"Wonderful Old Lawrence" by Elfriede Fischer Rowe

The Plymouth Congregational
Church Tiffany Windows

     THERE HAS BEEN MUCH TALK recently about Tiffany glass and the "Tiffany" windows in the Plymouth Congregational church. Myra Summers Keeler (Mrs. Walter J. Keeler), remembers the stories told to her many years ago about them. To begin with, these beautiful leaded, stained glass, many-colored windows were purchased and shipped from a firm in England.

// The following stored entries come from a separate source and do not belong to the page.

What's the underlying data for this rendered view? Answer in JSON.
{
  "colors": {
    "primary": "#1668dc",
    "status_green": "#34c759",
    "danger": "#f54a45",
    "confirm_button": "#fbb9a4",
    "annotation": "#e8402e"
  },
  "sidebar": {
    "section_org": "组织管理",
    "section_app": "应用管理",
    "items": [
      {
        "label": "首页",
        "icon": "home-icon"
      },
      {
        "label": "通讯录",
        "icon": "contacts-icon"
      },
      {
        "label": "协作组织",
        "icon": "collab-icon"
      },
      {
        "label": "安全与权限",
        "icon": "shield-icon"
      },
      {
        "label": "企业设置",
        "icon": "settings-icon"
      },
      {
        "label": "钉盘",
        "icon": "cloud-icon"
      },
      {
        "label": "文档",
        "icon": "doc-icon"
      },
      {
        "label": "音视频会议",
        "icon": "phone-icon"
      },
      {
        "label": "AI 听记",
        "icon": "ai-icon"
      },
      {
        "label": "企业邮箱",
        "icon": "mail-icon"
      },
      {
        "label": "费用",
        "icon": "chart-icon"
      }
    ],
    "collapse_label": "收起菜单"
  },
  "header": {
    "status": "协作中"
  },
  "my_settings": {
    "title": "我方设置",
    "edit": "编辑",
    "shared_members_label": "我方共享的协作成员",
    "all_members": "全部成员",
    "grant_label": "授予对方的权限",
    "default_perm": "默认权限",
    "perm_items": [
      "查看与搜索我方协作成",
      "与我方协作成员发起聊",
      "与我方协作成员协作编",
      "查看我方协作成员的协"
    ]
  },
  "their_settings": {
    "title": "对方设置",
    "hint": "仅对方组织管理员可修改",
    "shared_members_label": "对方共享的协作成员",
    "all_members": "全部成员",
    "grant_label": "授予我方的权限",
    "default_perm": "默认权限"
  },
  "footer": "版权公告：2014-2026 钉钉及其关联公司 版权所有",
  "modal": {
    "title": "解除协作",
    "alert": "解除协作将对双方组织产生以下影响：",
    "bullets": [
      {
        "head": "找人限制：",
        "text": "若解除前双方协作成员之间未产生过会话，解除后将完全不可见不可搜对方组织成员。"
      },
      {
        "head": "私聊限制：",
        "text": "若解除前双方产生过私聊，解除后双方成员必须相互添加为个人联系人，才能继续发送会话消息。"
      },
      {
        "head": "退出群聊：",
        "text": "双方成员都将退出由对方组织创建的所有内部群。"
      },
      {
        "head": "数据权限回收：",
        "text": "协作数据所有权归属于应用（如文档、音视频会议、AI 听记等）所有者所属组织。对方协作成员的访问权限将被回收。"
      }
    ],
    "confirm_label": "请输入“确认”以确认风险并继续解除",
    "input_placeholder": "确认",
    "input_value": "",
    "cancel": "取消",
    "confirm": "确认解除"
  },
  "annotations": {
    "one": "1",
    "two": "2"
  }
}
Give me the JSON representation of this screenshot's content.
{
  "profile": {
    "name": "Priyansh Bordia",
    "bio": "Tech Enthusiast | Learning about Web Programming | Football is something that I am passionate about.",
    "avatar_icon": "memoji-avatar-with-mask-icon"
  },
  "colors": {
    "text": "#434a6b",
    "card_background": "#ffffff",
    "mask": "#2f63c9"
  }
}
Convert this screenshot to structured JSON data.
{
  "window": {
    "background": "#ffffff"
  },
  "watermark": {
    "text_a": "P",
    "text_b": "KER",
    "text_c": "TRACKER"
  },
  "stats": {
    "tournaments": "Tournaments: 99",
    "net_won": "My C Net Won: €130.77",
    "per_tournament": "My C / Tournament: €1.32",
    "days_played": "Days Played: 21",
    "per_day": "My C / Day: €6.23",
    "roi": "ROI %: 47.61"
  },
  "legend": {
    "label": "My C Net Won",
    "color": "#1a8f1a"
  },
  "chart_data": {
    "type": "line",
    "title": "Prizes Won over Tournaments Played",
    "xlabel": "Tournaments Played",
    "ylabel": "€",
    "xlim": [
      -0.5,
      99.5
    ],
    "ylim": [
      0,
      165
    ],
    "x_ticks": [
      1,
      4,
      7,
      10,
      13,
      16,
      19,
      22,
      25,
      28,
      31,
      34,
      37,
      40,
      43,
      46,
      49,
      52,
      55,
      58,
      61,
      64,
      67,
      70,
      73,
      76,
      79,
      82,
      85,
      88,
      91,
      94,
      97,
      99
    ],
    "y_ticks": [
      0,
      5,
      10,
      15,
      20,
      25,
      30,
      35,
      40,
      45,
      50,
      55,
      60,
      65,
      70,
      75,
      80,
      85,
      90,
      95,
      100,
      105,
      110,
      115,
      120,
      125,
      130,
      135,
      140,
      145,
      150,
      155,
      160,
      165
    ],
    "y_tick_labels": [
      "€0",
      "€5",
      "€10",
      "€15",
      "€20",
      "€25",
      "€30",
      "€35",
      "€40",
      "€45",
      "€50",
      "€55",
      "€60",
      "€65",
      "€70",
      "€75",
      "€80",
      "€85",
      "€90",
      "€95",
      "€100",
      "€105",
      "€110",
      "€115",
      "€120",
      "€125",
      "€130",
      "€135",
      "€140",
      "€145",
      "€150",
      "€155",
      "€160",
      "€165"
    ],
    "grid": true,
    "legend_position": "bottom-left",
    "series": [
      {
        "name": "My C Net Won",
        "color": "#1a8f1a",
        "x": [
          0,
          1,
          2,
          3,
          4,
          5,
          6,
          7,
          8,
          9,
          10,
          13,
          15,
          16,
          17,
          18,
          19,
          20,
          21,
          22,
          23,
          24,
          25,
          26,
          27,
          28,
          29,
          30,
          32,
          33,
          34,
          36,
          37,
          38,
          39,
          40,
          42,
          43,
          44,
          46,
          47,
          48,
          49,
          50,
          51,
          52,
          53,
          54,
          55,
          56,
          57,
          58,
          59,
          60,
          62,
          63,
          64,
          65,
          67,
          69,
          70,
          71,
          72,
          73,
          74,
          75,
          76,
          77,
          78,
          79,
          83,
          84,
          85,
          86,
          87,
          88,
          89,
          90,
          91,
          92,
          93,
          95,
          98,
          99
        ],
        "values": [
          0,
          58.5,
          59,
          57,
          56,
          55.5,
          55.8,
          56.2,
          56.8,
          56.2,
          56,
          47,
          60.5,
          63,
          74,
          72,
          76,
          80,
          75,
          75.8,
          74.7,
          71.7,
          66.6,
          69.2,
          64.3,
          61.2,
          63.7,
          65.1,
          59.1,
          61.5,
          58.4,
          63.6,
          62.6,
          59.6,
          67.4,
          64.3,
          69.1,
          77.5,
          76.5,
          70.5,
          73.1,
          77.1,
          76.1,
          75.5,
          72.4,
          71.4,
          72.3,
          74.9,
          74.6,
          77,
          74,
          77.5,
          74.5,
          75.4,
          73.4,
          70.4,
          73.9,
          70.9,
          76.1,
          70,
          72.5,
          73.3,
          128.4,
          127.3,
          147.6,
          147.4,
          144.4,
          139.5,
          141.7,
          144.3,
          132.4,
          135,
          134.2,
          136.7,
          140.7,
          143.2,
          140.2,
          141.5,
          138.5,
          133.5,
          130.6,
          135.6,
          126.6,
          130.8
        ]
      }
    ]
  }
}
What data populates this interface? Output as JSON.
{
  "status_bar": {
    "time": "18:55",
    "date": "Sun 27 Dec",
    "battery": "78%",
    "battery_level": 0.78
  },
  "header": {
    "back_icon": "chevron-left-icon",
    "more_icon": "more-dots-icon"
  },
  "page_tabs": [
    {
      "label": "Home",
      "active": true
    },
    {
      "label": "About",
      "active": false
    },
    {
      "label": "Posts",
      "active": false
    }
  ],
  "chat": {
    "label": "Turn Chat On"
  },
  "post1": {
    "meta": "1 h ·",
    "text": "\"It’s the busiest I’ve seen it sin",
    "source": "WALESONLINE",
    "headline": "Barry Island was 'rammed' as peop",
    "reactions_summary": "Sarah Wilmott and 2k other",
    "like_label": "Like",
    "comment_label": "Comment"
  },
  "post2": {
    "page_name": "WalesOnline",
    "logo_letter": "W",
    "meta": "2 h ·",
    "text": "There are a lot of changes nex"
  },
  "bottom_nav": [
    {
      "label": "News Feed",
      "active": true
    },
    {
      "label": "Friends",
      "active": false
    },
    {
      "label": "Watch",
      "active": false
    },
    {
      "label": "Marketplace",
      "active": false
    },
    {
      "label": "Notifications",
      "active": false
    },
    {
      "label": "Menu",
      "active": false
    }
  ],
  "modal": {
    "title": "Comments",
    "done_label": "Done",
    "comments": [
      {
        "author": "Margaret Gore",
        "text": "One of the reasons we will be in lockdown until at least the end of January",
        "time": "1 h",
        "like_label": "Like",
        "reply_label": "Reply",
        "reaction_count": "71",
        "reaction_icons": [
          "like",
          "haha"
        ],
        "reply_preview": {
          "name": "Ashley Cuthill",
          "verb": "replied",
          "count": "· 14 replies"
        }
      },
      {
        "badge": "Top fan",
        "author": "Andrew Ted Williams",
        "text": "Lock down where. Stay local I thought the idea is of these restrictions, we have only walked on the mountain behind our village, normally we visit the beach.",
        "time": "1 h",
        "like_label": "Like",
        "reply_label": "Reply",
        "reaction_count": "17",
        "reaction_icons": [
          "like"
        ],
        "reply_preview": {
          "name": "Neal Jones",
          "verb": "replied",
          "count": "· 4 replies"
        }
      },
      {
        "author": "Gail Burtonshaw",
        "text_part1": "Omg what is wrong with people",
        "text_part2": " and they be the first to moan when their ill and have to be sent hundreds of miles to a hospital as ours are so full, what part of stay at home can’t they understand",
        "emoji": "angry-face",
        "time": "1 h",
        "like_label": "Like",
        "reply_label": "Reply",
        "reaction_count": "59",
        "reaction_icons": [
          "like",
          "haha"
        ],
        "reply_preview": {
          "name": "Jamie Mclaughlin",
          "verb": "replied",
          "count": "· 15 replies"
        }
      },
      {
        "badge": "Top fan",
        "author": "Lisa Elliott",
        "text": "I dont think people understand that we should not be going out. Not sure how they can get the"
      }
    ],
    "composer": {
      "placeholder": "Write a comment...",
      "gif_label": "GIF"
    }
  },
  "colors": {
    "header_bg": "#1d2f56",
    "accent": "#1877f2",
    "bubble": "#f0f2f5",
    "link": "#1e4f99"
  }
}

     When plans were made in 1868 to build the new brick Plymouth church, (which now is the center part), the Ladies Social Circle of the church wanted stained glass windows instead of clear glass. However, the members of the building committee told the ladies the church could not afford them. There was no extra money to cover such an added expenditure. The ambitious building undertaking by only 140 church members was to come to around $41,000, as it was. The organ alone was to cost $2,300.

     Plans for the building of the church had started in November of 1867 when the Trustees were told to prepare a plan for a church "to cost not more than $15,000", and also to prepare a plan on how to raise the money. A building committee was elected February 17, 1868, comprised of the following: Sam Kimball; S. N. Simpson; S. O. Thacher; Wm. A. Rankin; F. A. Bailey; and John G. Haskell. Wm. A. Simpson was made collector and treasurer of the church building fund.

     The Ladies Social Circle women were a strong-minded and determined group. They decided they would earn the money to pay for stained glass windows. Among the group selected on the committee to raise the money, was Mrs. Lucene Allen Barker, wife of Judge Barker, and the mother of Mrs. L. N. Lewis, Mrs. Hugh Means and Mrs. Anna Barker Spencer. Mrs. Anna Barker Spencer was the mother of Mrs. Ernest E. Bayles. Their first undertaking was to save money on Church Night suppers and other social functions held at the church. Instead of hiring help to wash the dishes, they decided to do it themselves. After a meal, wash tubs were filled and the water heated on the stoves in the church The tan- colored, homemade lye soap wasn't too easy on their hands, but that didn't stop them. The women later said, "The windows were paid for with dish water."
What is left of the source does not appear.